Pro athletes had shilled for brands before, of course, but Simpson’s gig was the first to morph into a pop-culture phenomenon. The Washington Post would later term him “Rent-a-Star.”

Eager to keep a good thing going, Hertz extended Simpson’s contract to 1997. But not long after murder allegations against Simpson hit the news in June 1994, the car-rental giant was mashing the accelerator to get away from him.

“Obviously, Hertz has no plans to utilize Mr. Simpson in advertising,” a spokesperson told the Washington Post at the time.
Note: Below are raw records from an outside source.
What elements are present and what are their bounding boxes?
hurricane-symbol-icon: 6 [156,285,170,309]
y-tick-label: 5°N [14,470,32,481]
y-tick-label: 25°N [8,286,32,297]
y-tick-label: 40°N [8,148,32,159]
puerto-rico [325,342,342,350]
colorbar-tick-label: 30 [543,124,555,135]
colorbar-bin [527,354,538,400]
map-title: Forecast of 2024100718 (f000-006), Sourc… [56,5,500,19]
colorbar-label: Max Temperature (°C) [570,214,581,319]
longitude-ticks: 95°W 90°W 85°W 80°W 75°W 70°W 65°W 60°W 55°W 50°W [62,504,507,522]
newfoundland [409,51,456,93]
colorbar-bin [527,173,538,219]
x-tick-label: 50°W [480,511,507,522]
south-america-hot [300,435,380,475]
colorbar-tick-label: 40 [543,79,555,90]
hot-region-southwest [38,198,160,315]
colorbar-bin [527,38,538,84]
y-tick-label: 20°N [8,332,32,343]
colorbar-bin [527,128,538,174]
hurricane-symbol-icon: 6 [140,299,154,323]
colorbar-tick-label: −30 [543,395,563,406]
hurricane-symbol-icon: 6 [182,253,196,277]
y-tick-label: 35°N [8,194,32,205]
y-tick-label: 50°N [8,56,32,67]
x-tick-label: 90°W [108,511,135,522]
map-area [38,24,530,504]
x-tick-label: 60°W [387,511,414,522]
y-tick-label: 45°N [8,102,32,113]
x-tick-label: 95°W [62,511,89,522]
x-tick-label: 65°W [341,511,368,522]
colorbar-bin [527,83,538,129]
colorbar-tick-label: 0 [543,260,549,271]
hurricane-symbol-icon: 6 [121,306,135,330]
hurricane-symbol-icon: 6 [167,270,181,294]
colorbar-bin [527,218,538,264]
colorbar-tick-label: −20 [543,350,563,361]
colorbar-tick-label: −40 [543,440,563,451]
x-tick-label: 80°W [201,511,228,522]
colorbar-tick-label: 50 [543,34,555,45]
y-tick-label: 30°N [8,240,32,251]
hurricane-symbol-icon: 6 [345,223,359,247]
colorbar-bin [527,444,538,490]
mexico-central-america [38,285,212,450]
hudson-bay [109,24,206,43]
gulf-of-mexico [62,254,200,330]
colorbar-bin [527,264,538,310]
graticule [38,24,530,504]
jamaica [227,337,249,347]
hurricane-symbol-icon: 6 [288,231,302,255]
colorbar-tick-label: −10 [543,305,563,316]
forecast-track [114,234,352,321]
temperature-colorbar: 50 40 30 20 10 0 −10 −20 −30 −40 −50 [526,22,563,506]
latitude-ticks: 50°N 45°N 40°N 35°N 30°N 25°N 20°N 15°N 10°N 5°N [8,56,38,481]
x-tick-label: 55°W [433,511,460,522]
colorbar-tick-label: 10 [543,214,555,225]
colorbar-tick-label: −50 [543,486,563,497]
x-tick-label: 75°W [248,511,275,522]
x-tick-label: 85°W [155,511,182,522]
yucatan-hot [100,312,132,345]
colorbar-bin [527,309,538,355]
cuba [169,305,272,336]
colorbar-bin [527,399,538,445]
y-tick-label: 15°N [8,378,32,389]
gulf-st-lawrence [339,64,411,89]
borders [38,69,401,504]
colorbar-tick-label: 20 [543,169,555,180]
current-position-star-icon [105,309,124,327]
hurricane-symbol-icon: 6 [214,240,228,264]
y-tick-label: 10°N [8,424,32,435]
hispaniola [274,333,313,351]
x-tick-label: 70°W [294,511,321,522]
Simpson arguably earned the six-figure paycheck that The New York Times reported Hertz paid him yearly. Shortly after his ads began airing, Hertz notched a 56% increase in public perception of it as the leading brand in its category, according to a 1977 Rolling Stone story. But cutting Simpson loose left a vacuum where a marketing strategy used to be—and did few favors for Hertz’s image.

It was a lesson that brands would learn over and over again.

Olympian Michael Phelps adorned boxes of Kellogg’s Corn Flakes but disappeared in 2009 after photos surfaced showing the champion swimmer toking on a hash pipe. When reports of doping clouded cycling great Lance Armstrong in 2012, eight brands he’d endorsed tore up his contract in a single day.

Self-destructing celebrity endorsers are hardly limited to athletes, either. In 2022, Adidas cut loose Ye (Kanye West) following the rapper’s antisemitic tirade—costing it a reported $540 million.

Endorsements from celebs—star athletes among them—have since become an indispensable part of the marketer’s toolbox. But Simpson will always be a textbook case of the risks brands run when spending their marketing dollars on celebrities.